Consumers group finds Cheaper Medicines Law no better than a placebo

A 2008 study of the Consumers Action for Empowerment and the Health Action Information Network concluded that a single course of antibiotics amounts to three days’ worth of wages; not much has improved since then.

By MARYA SALAMAT

MANILA – A consumers’ group observed the third anniversary of Cheaper Medicines Law by delivering to the government and to its health department, in particular, a “Kalabasa” or Squash award, in the hope that the government’s eyesight would improve to help it see the dire situation of public health in the country more clearly. “It is sad to think that the health department itself is the one promoting higher-priced medicines,” said Robert Mendoza, secretary-general of Alliance of Health Workers (AHW).

Mendoza aired this accusation as he criticized the government for having continuously slashed the budget of public hospitals over the years. Mendoza said “the DOH knows there are no more medicines in its hospital pharmacies, forcing patients even the poorest ones to go out and cough up money for medicines. But its prices, said Mendoza, remained too high for ordinary Filipinos because the government has failed to cut it down despite the Cheaper Medicines Law and its high-profile populist 50-percent reduction in prices of too few medicines a couple of years ago.


Robert Mendoza, secretary-general of Alliance of Health Workers, said “It is sad to think that the health department itself is the one promoting higher-priced medicines,” (Photo by Marya Salamat / bulatlat.com)

In a brief picket in front of the health department in Manila, members of the Consumers Action for Empowerment (CAE) took turns explaining why the RA 9502 or the Universally Accessible Cheaper and Quality Medicines Act of 2008 is a failure. They said it did not “democratize access to essential medicines” in the country. Some local drug manufacturers think it has benefited only some of the upper middle class to upper class who can buy medicines.

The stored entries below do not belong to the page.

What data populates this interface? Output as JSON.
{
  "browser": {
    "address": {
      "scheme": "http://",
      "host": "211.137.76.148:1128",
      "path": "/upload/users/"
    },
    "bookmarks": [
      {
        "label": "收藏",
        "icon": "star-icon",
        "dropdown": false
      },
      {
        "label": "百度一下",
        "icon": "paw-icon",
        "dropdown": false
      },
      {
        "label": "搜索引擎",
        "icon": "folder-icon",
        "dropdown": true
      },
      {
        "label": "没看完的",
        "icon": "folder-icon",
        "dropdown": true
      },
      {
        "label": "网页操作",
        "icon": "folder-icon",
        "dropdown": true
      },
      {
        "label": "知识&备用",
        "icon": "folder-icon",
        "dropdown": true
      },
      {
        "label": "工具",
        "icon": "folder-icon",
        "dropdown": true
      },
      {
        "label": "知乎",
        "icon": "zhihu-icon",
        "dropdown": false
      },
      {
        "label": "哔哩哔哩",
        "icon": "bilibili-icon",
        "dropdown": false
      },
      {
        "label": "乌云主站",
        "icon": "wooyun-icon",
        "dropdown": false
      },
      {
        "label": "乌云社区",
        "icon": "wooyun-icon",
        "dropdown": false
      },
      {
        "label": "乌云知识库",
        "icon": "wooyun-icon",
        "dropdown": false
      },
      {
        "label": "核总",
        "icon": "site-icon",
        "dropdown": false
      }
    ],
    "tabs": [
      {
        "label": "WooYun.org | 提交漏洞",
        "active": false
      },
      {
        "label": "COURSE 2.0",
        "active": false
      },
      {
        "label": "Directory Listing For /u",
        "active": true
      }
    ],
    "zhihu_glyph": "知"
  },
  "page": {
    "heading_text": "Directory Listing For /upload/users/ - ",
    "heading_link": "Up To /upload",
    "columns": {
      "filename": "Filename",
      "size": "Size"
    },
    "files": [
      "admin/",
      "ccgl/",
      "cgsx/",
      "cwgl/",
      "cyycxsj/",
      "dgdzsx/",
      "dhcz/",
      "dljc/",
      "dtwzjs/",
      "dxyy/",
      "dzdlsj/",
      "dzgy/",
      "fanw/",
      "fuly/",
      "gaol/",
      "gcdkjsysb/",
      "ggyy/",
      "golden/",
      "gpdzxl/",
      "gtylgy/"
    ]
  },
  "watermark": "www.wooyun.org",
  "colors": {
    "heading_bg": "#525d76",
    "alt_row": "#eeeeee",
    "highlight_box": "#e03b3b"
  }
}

Medicines still out of reach

Because of “the poor’s plunging purchasing power,” the CAE said “majority of Filipino consumers still could not afford to buy life-saving drugs.” Until now, said Eleanor Nolasco, spokesperson of CAE, “few Filipinos can feel the price cuts in medicines.” Sean Vilchez, a nurse working at the Philippine Orthopedic Center and deputy secretary general of Health Alliance for Democracy (HEAD), lamented that until now, many of their patients are “under-medicated, with some dying because of lack of medicines”.


AHW member in a rally in front of DOH

CAE gives government kalabasa award for failing to cut prices of drugs. (Photos by Marya Salamat / bulatlat.com)

The consumers’ group dismissed the “token increase” in the minimum wage in the National Capital Region (NCR). They said the P22 emergency cost-of-living allowance hardly raised the real value of the minimum wages that is worth only P248 today when compared to 2000 prices. Unfortunately, the NCR wage rate practically serves like a ceiling amount for setting the wage rates in other parts of the country, even if prices of goods there are the same with those in NCR, if not higher like that of oil products.

The CAE reminded the public that in their study with Health Action Information Network in 2008, a single course of antibiotics amounts to three days’ worth of wages. But because the wages did not substantially increase while the prices of most medicines did not substantially decrease, not much has improved in terms of accessibility of medicines, the consumers’ group said.

Drug industry still foreign-dominated

Three years ago when RA 9502 or Cheaper Medicines Law was enacted, the CAE had immediately seen its major failings which they predicted would ultimately render it useless. Based on these failings, they foresaw its tragic failure in meeting its avowed goal of bringing down prices of medicines in the country.

Dr Geneve Rivera, secretary-general of HEAD, said, during their protest in front of the DOH, that far from developing the local drug industry that could have helped reduce drug prices, the law has “even paved the way for further commercializing medicines and medical services.” She traced this to the fact that RA 9502 did not raise a finger in removing the stranglehold in the country’s drug industry of foreign pharmaceutical corporations.